La foschia avvolgeva, come un velo, il cielo ed anche le stelle, dunque, parevano nascondersi in quella lunga notte.
Da lontano, poi, per un momento, gli sembrò di udire voci confuse.
Alcune familiari, altre sconosciute.
Forse anche quelle dei suoi compagni.
Ad un tratto, però, avvertì una strana sensazione.
Come di essere seguito.
Si voltò, ma non vide nessuno.
Continuò allora a camminare, cercando, nonostante il buio, un qualche segno per ritrovare la strada perduta.
Ma di nuovo quella sensazione.
Si voltò e stavolta intravide qualcosa dietro di lui.
Una sagoma, leggera, eterea, che sembrava seguirlo.
Lui si fermò e lo stesso fece anche quella.
“Chi sei?” Chiese il cavaliere.
La sagoma non rispose.
“Perchè mi segui?” Ancora il cavaliere.
Ma neanche stavolta ricevette risposta.
“Che luogo è questo?” Domandò allora a quella misteriosa figura. “Devo giungere a Sygma... è questa la direzione giusta?”
“Sygma è lontana...” mormorò quella.
“Possibile?” Stupito il cavaliere. “Fino a che era giorno” continuò lui “vedevo le colline in lontananza...”
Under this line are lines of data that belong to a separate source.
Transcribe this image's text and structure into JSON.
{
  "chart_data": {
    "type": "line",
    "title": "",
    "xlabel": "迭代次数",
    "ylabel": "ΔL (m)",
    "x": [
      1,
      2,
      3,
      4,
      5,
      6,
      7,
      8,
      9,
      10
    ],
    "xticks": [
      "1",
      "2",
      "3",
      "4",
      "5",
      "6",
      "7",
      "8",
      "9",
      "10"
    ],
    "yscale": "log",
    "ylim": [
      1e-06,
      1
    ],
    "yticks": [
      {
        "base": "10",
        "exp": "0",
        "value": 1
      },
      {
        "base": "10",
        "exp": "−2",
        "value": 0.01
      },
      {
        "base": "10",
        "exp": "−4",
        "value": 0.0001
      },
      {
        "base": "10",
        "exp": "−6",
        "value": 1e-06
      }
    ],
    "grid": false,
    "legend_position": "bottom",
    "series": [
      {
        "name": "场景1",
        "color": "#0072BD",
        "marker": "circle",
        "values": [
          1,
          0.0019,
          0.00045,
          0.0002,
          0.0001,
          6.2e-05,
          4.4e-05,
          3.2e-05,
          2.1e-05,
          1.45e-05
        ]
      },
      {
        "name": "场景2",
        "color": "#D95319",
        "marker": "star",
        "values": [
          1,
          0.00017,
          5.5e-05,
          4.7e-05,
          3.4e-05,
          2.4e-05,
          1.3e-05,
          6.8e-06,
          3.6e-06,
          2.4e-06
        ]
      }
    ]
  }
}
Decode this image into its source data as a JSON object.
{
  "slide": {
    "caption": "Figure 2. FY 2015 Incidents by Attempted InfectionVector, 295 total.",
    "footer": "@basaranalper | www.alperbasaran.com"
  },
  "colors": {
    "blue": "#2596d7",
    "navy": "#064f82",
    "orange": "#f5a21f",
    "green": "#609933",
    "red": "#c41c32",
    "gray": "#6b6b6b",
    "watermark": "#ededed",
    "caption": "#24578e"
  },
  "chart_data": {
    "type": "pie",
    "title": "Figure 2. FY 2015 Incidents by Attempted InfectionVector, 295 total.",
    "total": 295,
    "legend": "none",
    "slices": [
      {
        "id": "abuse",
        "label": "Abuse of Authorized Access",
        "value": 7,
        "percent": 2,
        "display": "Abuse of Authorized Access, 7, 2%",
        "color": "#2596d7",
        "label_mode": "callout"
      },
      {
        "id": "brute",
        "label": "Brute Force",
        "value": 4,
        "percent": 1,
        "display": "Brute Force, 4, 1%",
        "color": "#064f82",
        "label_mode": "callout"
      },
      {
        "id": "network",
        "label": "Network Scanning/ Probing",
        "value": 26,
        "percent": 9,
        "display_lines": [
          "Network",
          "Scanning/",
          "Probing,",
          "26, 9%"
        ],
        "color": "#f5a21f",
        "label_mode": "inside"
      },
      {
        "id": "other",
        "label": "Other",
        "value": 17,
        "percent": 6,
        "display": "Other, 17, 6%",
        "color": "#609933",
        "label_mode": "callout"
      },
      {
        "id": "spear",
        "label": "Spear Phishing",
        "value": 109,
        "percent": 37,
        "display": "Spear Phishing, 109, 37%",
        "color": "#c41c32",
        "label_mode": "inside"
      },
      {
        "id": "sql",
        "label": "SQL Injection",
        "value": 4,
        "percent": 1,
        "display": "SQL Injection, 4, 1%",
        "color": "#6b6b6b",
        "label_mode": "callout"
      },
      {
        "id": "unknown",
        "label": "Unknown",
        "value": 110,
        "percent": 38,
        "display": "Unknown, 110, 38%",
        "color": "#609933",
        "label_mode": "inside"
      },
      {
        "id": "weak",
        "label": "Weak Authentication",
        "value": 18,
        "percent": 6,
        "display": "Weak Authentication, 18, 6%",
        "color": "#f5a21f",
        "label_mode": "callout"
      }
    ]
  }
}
“Ora però è notte” fece la figura “e non vi è più luce...”
“E per arrivare a Sygma?” Fissandola lui.
“Sygma adesso è lontana...” rispose quella “... più lontana di qualsiasi altro luogo, cavaliere...”
“Tu chi sei?”
A quella domanda del cavaliere, la figura fece un passo in avanti, svelando il suo volto.
Era quello di una donna con un lungo velo sulla faccia.
“Sono la Solitudine, cavaliere...” rivelò lei.
Ed un lamento lontano, lento ed angosciante, si udì nell'aria.
Uno scossone del carro e Guisgard si svegliò da quel suo sonno.
Aprì lentamente gli occhi.
Era ormai giorno.
Cercò di muoversi, ma avvertì le braccia e le gambe pesanti e doloranti.
“Non muoverti...” una voce accanto a lui “... ti ho spalmato un unguento sulle bruciature... sentirai bruciore ancora per un po', ma poi vedrai che pian piano passerà...”
Erano su un carro e Guisgard era steso con la schiena all'ingiù.
“Chi sei tu?” Chiese poi a colui che gli stava accanto. “E dove siamo?”
“Sono Nestos...” rispose quello “... e siamo diretti al mercato degli schiavi...”
Ma Guisgard quasi non badò a quelle ultime parole di Nestos.
Davanti agli occhi aveva ancora il volto di quella misteriosa figura vista in sogno, che aveva rivelato di essere la Solitudine.